Houses of the Manchus were built in three divisions, with the middle used as a kitchen and the two wings each serving as bedroom and living room. By tradition, the bedroom had three "kang" (brick beds which could be heated in winter), which were laid against the west, north and south walls. Guests and friends were habitually given the west "kang", elders the north, and the younger generation the south. With windows generally open to the south and west, the houses stayed warm in winter and cool in summer.

The traditional costumes of a Manchu man are a narrow-cuffed short jacket over a long gown with a belt at the waist to facilitate horse-riding and hunting. Manchu women used to wear loose-bodied Cheongsams and embroidered shoes. In the past, Manchu men wore their hair long. They braided their hair and let the braids droop behind their heads. During the Qing Dynasty (1644-1911) the queue became the standard fashion throughout China, eventually becoming a political symbol of the dynasty. Women coiled their hair on top of their heads and wore earrings and headgear.
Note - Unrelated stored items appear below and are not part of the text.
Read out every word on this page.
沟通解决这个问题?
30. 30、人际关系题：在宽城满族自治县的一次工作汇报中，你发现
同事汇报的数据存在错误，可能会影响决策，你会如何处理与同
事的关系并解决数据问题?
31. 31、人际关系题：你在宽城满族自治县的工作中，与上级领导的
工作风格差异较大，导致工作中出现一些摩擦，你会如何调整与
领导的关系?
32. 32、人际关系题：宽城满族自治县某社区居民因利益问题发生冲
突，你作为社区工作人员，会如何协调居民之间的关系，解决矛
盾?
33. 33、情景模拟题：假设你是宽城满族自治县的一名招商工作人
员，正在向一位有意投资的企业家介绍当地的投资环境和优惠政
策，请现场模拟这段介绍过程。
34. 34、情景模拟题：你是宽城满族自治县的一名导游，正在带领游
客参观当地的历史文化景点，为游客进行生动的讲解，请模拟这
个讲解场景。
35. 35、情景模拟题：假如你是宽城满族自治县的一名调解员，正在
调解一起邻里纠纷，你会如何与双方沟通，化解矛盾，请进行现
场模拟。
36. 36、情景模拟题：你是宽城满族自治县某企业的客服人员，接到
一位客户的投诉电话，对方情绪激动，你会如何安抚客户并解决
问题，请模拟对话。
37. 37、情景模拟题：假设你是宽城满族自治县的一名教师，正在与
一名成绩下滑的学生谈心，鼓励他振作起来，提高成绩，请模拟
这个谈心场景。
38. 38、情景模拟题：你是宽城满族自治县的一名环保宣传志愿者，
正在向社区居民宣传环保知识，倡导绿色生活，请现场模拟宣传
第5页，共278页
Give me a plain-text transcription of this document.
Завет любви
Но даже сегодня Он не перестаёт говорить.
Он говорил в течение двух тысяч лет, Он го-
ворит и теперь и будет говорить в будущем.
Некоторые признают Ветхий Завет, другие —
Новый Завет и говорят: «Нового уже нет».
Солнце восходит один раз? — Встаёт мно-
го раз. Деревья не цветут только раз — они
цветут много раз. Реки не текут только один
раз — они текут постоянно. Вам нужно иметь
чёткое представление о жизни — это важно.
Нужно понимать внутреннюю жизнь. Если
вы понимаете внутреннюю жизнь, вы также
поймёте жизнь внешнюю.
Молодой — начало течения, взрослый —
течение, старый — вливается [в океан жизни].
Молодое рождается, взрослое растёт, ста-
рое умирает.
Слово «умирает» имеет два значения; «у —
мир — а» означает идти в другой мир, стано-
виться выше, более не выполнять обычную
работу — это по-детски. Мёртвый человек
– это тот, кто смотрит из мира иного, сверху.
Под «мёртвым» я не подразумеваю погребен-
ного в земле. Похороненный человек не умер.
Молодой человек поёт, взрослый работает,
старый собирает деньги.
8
The Manchu and the Han basically share the same festivals and holidays such as the Spring Festival, the Boat Racing Festival and the Mid-autumn Festival, although there are still some differences in terms of celebrating ceremonies. During festivals, the Manchus always hold various traditional sports activities, of which the most common sports are Pearl Ball and skating. The Banjin Festival, which falls on the 13th day of the 10th lunar month, is a specifically Manchu tradition. Banjin in the Manchu language means "birth" or "thriving". It marks the day when the ethnic group renamed themselves "Manchu" in 1635. People perform traditional songs and dances, and prepare copious meals to celebrate this festival.